First, Plywood decides whether it’s better to interpret the file as UTF-8 or as plain bytes. It’s only when we enter the bottom half of the flowchart that some guesswork begins to happen.

#TEXT ENCODING DETECTOR CODE#

(A control code is considered to be any code point less than 32 except for tab, linefeed and carriage return.) There are lots of invalid byte sequences in UTF-8, so if a text file can be decoded as UTF-8 and doesn’t contain any control codes, then it’s almost certainly a UTF-8 file. The first two checks handle the vast majority of text files I’ve encountered. Plywood analyzes up to the first 4KB of the input file in order to guess its format. Here’s how Plywood’s automatic text format detection currently works: Does the file start with a BOM? Use BOM encoding Can the file be decoded as UTF-8 without any errors or control codes? Use UTF-8 When decoding as UTF-8, are there decoding errors in more than 25% of non-ASCII code points? The 8-bit format is UTF-8 The 8-bit format is plain bytes Try decoding as little and big-endian UTF-16, then take the best score between those and the 8-bit format Detect line ending type (LF or CRLF) Done yes yes yes no no no This allows Plywood applications to work with a single encoding internally. Conversion is performed on the fly if needed. The input stream returned from these functions never starts with a BOM, is always encoded in UTF-8, and always terminates each line of input with a single carriage return \n, regardless of the input file’s original format. If you don’t know the exact format, you can call FileSystem::openTextForReadAutodetect(), which will attempt to detect the format automatically and return it to you.If you know the exact format of the text file ahead of time, you can call FileSystem::openTextForRead(), passing the expected format in a TextFormat structure.

text encoding detector

When opening a text file using Plywood, you have a couple of options: Plywood is a cross-platform open-source C++ framework I released two months ago. And even if a text file is encoded in UTF-8, there are still variations in format, since the file may or may not start with a BOM and could use either UNIX-style or Windows-style line endings. In other words, the ambiguity problem still exists today.

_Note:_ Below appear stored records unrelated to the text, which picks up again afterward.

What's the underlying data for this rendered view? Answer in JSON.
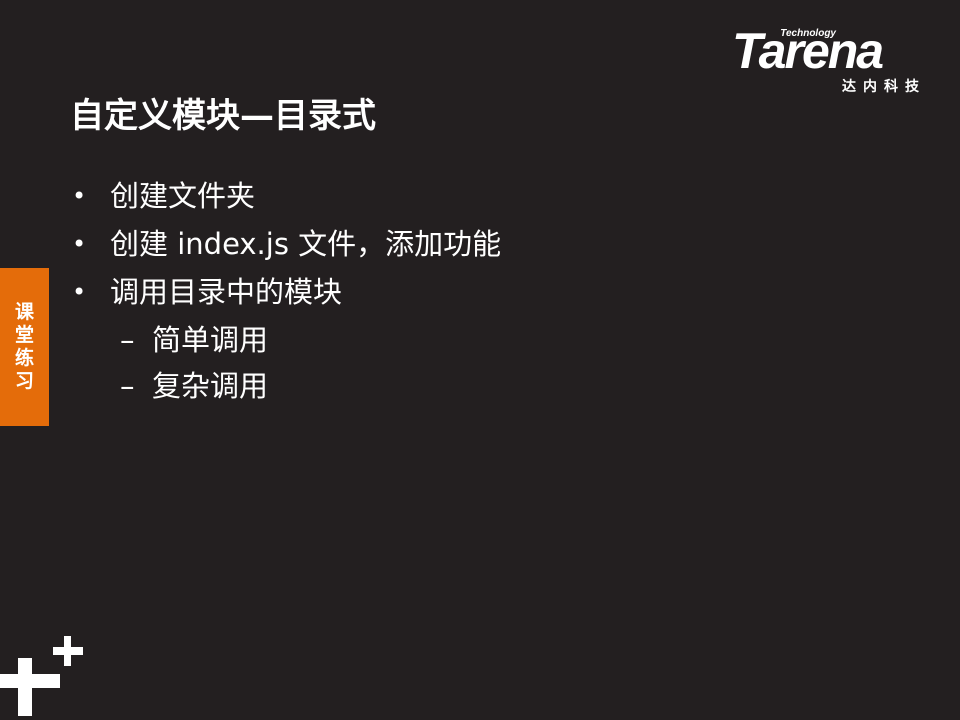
{
  "logo": {
    "tagline": "Technology",
    "word": "Tarena",
    "chinese": "达内科技"
  },
  "slide": {
    "title": "自定义模块—目录式",
    "bullets": [
      {
        "text": "创建文件夹"
      },
      {
        "text": "创建 index.js 文件，添加功能"
      },
      {
        "text": "调用目录中的模块"
      }
    ],
    "sub_items": [
      {
        "text": "简单调用"
      },
      {
        "text": "复杂调用"
      }
    ],
    "bullet_glyph": "•",
    "sub_glyph": "–"
  },
  "side_tab": {
    "label": "课堂练习",
    "color": "#e46c0a"
  },
  "colors": {
    "background": "#231f20",
    "text": "#ffffff"
  },
  "icons": {
    "decoration": "plus-icon"
  }
}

#TEXT ENCODING DETECTOR WINDOWS#

When writing a text file from Python, the default encoding is platform-dependent on my Windows PC, it’s Windows-1252. The Windows Registry editor, for example, still saves text files as UTF-16. UTF-8 hasn’t taken over the world just yet, though. It’s impressive how quickly that number has changed it was less than 10% as recently as 2006. More than 95% of the Internet is now delivered using UTF-8. Fortunately, the text file landscape has gotten simpler over time, with UTF-8 winning out over other character encodings.

text encoding detector

It’s a problem that has been around for a while.

text encoding detector

#TEXT ENCODING DETECTOR SOFTWARE#

This poses a challenge to software that loads text. That’s obviously an artificial example, but the point is that text files are inherently ambiguous.

  • a big-endian UTF-16 file containing “슢슢슢”.
  • a little-endian UTF-16 (or UCS-2) file containing “ꋂꋂꋂ”.
  • For example, suppose a file contains the following bytes: Sometimes it’s impossible to determine the encoding used by a particular text file.

    text encoding detector

    Lines of text could be terminated with a linefeed character \n (typical on UNIX), a CRLF sequence \r\n (typical on Windows) or, if the file was created on an older system, some other character sequence. The file may or may not begin with a byte order mark (BOM). The text could be encoded as ASCII, UTF-8, UTF-16 (little or big-endian), Windows-1252, Shift JIS, or any of dozens of other encodings. This text file can take on a surprising number of different formats.